Friday, June 11, 2010

Japan warns of risk of Greek-like crisis

First off, what is the real crisis in Greece?  In short, it’s that their debt Ponzi has gone bust.  3 months ago they used to be able to float 3 month bonds for 3%.  Recently investors were demanding nearly 20% because they lost confidence in the con game.   Greece can’t pay out that kind of return on short term debt without wiping out all the businesses and workers.  That’s why they needed a bail out.

So now the Japanese PM is saying “our finances could collapse if trust in national bonds is lost and growing national debt is left alone”.
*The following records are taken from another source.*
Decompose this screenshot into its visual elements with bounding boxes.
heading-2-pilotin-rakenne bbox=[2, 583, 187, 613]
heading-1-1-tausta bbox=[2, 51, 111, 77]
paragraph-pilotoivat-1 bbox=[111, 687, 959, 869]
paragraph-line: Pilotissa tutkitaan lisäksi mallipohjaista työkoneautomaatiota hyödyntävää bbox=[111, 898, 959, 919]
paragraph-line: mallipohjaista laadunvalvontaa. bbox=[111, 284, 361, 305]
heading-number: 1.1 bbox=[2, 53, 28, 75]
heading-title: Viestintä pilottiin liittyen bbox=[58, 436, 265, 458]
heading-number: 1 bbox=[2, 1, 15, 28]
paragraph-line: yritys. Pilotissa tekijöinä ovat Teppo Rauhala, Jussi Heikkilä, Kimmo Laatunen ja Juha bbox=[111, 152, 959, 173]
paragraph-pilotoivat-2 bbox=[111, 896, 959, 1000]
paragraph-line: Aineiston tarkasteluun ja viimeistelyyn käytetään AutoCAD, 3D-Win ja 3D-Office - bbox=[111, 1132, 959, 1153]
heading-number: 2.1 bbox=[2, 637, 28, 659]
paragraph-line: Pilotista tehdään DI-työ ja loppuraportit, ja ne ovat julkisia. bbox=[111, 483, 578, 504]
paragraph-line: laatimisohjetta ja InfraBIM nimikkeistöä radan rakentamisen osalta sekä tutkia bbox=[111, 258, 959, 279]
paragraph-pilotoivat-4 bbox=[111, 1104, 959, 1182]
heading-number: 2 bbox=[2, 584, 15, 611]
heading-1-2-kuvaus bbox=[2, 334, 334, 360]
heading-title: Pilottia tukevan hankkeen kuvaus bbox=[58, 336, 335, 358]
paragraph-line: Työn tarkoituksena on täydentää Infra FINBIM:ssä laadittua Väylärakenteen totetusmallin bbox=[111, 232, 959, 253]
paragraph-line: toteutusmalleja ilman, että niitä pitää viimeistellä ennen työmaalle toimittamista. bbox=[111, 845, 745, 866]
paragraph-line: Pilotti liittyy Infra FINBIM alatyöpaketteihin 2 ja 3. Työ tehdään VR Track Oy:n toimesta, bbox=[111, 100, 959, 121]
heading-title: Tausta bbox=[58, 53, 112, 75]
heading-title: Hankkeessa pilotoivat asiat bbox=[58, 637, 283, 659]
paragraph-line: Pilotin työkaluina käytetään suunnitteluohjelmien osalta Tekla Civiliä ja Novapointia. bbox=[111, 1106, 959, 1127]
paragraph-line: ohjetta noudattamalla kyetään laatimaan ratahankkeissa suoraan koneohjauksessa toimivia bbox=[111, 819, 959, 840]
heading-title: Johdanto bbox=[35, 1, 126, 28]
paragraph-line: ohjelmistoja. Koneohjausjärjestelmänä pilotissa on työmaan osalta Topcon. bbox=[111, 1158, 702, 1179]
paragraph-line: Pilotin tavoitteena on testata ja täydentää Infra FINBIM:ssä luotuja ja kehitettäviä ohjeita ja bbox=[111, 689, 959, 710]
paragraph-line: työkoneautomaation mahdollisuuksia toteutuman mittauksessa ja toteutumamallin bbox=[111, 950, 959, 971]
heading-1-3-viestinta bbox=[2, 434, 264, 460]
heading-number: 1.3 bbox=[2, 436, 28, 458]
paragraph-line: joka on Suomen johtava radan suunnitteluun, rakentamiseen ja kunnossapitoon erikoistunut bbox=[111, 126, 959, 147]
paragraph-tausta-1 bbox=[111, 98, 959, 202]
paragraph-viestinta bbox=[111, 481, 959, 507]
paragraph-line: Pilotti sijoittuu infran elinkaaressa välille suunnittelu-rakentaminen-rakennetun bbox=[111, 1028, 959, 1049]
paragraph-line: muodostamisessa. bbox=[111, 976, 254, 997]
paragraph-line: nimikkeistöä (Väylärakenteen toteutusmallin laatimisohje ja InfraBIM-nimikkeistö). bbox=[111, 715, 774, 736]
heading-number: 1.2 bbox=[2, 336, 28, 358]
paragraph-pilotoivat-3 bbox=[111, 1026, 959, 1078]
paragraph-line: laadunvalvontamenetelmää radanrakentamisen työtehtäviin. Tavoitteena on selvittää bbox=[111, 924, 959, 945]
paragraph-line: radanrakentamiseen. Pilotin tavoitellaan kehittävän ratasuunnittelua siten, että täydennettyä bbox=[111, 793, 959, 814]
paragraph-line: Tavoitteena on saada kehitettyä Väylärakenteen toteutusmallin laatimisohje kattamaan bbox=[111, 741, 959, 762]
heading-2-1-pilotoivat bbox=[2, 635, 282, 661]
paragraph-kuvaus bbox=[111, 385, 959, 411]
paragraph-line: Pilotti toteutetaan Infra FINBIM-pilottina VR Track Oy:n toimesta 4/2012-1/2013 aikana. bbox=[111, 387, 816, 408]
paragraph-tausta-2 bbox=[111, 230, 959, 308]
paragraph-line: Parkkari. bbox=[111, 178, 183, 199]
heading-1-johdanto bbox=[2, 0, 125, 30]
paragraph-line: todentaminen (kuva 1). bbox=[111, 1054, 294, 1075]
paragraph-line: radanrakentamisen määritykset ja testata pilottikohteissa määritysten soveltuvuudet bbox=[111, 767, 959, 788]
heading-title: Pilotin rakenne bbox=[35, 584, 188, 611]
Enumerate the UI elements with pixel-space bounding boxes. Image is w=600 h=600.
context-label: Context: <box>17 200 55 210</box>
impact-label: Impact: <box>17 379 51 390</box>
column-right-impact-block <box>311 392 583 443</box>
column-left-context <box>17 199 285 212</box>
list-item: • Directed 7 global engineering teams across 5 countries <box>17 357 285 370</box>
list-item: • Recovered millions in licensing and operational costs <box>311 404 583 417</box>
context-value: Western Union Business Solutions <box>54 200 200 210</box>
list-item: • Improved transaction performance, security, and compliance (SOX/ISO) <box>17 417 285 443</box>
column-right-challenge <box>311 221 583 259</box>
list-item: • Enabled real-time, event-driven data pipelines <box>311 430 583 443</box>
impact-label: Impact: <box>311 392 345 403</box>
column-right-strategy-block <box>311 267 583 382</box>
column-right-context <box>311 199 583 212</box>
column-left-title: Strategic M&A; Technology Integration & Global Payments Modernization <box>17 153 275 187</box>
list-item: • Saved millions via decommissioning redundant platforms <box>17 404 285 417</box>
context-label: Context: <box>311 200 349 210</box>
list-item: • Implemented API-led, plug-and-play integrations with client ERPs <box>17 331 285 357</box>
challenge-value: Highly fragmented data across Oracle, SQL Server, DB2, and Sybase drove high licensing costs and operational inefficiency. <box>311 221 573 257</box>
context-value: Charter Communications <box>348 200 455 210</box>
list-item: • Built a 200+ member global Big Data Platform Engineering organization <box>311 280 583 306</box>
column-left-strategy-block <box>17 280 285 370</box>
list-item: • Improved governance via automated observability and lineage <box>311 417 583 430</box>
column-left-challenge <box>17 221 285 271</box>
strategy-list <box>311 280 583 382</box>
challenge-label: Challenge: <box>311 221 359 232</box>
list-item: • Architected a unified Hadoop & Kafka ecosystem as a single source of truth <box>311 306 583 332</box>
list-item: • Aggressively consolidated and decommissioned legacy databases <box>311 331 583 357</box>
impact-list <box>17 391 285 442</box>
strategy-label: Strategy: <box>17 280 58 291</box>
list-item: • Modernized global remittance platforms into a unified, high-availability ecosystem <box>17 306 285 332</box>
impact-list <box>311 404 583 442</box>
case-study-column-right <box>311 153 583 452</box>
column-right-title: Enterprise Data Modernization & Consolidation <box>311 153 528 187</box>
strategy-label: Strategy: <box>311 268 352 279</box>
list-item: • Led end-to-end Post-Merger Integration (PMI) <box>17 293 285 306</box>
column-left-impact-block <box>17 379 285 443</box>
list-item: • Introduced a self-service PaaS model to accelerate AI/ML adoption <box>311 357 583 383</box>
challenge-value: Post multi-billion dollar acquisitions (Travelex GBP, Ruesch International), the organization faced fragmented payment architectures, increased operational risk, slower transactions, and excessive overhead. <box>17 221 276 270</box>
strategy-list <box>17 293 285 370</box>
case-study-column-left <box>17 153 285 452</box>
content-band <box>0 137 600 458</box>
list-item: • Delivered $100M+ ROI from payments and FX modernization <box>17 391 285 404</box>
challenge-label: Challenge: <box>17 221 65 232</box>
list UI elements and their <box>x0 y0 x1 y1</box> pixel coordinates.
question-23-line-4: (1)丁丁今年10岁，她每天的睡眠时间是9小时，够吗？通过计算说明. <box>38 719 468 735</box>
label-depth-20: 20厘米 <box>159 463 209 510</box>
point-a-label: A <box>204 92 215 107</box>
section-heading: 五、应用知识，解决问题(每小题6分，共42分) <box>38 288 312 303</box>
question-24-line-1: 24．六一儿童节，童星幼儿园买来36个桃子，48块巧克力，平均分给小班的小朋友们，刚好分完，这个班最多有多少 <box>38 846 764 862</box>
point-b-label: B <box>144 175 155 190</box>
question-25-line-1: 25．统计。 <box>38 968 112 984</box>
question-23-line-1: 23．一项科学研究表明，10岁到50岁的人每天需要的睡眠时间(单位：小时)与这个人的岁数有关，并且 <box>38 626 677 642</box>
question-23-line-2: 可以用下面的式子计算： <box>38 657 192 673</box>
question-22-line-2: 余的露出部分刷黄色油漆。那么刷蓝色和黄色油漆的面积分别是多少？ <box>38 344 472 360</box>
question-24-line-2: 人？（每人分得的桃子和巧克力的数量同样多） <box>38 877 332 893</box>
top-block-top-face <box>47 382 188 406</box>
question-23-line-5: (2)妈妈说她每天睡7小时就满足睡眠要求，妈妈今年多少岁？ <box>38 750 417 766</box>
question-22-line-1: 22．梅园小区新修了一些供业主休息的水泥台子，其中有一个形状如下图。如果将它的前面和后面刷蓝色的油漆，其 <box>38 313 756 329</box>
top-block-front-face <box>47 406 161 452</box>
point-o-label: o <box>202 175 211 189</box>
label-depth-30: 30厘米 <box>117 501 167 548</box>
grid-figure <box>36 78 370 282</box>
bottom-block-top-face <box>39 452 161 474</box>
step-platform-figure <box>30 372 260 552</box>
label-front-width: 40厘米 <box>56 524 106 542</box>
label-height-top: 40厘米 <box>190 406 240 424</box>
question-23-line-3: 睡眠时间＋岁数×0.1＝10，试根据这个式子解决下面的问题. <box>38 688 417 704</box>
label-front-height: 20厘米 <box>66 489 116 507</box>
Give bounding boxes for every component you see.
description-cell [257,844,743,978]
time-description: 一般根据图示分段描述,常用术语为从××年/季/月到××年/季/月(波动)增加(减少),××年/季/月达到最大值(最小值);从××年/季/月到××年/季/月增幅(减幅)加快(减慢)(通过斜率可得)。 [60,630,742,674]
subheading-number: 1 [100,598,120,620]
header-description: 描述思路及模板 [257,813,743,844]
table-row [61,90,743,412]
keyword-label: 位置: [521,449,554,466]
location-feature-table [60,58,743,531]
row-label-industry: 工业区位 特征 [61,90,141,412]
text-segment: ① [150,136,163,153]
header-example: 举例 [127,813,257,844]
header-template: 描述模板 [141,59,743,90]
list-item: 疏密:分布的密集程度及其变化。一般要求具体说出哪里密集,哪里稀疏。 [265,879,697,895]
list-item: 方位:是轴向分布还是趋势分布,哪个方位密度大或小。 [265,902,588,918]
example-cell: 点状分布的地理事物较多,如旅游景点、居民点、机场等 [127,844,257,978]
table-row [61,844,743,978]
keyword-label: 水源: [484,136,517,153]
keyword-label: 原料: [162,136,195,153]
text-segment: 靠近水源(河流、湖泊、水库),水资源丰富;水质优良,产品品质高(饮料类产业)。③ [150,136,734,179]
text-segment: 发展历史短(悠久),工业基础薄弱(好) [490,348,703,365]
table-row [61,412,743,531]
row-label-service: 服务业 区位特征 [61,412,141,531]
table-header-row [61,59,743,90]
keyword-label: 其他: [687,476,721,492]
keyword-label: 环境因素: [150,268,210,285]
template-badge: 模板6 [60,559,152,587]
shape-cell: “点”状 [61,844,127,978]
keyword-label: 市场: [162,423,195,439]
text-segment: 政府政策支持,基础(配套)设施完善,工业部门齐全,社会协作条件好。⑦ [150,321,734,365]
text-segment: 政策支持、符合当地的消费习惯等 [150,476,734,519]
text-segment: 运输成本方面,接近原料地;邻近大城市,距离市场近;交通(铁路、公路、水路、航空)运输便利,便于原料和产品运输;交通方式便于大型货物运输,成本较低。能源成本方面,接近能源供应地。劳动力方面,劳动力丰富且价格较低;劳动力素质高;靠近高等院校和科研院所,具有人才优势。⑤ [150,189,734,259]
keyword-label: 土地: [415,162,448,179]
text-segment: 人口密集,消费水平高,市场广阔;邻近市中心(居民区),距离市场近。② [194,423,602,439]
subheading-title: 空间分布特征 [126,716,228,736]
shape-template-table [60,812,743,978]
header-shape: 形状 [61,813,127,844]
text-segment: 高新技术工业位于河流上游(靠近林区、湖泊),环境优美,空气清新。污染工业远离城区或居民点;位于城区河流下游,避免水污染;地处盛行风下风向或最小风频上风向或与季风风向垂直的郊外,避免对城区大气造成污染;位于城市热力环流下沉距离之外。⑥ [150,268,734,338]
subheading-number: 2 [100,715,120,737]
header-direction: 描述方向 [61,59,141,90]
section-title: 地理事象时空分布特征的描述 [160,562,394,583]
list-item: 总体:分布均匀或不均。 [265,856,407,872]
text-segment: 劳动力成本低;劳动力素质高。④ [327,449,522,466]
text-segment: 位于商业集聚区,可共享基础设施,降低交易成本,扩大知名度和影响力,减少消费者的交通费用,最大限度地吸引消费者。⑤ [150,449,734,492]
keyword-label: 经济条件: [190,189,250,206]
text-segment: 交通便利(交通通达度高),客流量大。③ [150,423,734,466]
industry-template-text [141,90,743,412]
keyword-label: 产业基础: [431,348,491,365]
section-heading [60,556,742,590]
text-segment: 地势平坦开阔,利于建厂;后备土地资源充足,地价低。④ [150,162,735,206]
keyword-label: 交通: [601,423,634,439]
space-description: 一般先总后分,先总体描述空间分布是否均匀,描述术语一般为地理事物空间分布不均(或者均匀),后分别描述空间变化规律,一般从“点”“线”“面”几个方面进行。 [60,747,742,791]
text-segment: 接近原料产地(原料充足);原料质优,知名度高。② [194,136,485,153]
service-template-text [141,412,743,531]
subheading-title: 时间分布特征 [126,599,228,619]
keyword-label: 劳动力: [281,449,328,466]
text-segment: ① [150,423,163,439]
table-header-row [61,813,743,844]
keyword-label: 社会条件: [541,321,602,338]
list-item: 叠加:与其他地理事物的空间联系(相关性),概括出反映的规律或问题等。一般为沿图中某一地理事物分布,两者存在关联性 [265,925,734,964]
For those that haven’t been following things, Japan is in debt to the tune of about 220% of its GDP.  This is far worse than Greece and more than 2x as bad as America.  Typically when a 3rd world country goes 130+% of GDP into debt then it begins to fall into default.  Japan is the world’s 2nd biggest economy and a manufacturing powerhouse so investors are still buying its debt but how long is that going to last given that Japan’s exports are weakening?  The article states that “Japan is on firmer financial footing than Greece because most of its debt is held domestically”.  I guess that means that Japanese people are so patriotic that they are willing to let their retirements collapse just as they begin to need them?  That is lunacy.  At some point Japanese people will flee the collapsing debt and Japanese government debt will be rendered nearly worthless just like Greece.  The main difference is that Japan is far too big to bail out.

If you read the article you will also note that the author writes about raising taxes into a declining and aging population in order to pay service on the debt.  Suuuuuure they will.  How can you tax less people and get more revenue?  How can you tax people who are going into retirement and get more revenue?  It just doesn’t work like that.  Government needs to get smaller but the debt it has taken on ensures that it cannot get smaller without defaulting.  Japan is no better than Greece and America is only a little better than Japan.

You want to see the dollar skyrocket?  If the Yen starts to plummet on fears of Japanese government default then the Yen will behave just like the Euro has: it will plummet as everyone sells it to buy “safer” dollars. If the dollar gets stronger the stock market is going to plummet.  All of the pieces are in place for the markets to tumble to new lows IMO.